All KAI stress test systems are designed to cover the requirements of safe and reproducible high power testing, digital real-time control, system self test capability and in-situ condition monitoring. Raw measurement data is collected by a distributed bus system and recorded to a dynamic data base during test runs to create comprehensive reports for further statistical analysis and research on device reliability.
KAI has been developing and implementing advanced reliability test concepts, methods and equipment for power semiconductors and their applications since 2006:
- The ACUTE – "Active Cycle Universal Test Equipment" provides short circuit stress test capability according to the AEC Q100-012 standard for automotive smart power switches up to 50 V / 500 A per channel.
- The MoPS – "Modular Power Stress" test system concept provides a flexible framework for stress testing of power devices under monitored and protected conditions in a target system environment based on individual control, measurement and power modules.
- The MARS – "Modular Application Related Stress" architecture expands the MoPS concept to stress testing of power devices on system level, emulating a “real life” power electronic application system environment.
- The SAM – "Software Architecture for MoPS/MARS" is our software execution environment. It allows creating and executing control and measurement tasks for various automated test applications. The non-linear test plans are represented by distributed finite state machines (FSM) which interact with the test hardware using Lua script language.
Application-relevant stress testing on device and system level is driven by complex technology, design and customer requirements, motivating our joint research effort at KAI to provide the next generation of test concepts for power devices:
- Dynamic pulse testing of discrete power semiconductors (IGBT, MOSFET, …) at high voltage and current levels (1200 V, 100 A … 300 A) in relevant numbers (up to 100 parallel channels) for statistical significance and valid product qualification.

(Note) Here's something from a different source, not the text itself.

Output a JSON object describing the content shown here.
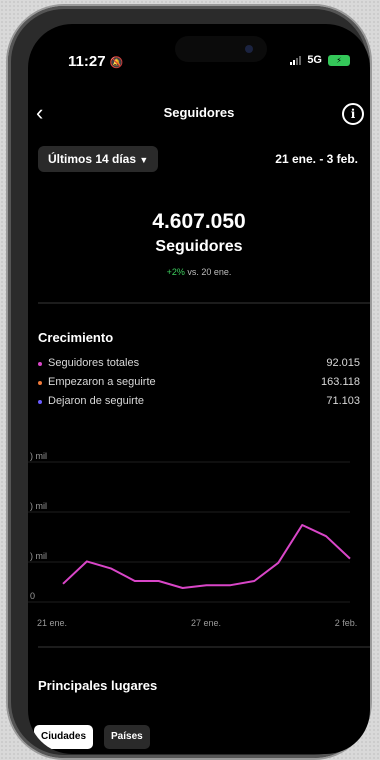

- Distributed real-time test control for multichannel stress test systems, based on a network of smart sensor and controller nodes linked to a flexible, user-programmable host via a high speed bus interface.
- Application-oriented stress test concepts for novel power semiconductor technologies, expanding current test system architectures and capabilities to highest switching speeds and MHz frequencies under hard and soft commutation conditions.
- High speed real-time data acquisition and processing concepts to match the fast monitoring and control requirements of dynamic power converter architectures for advanced application stress testing.
- Optimization of electrical and thermal performance of novel stress test concepts by FEM simulation of parasitic impedances and critical cooling conditions.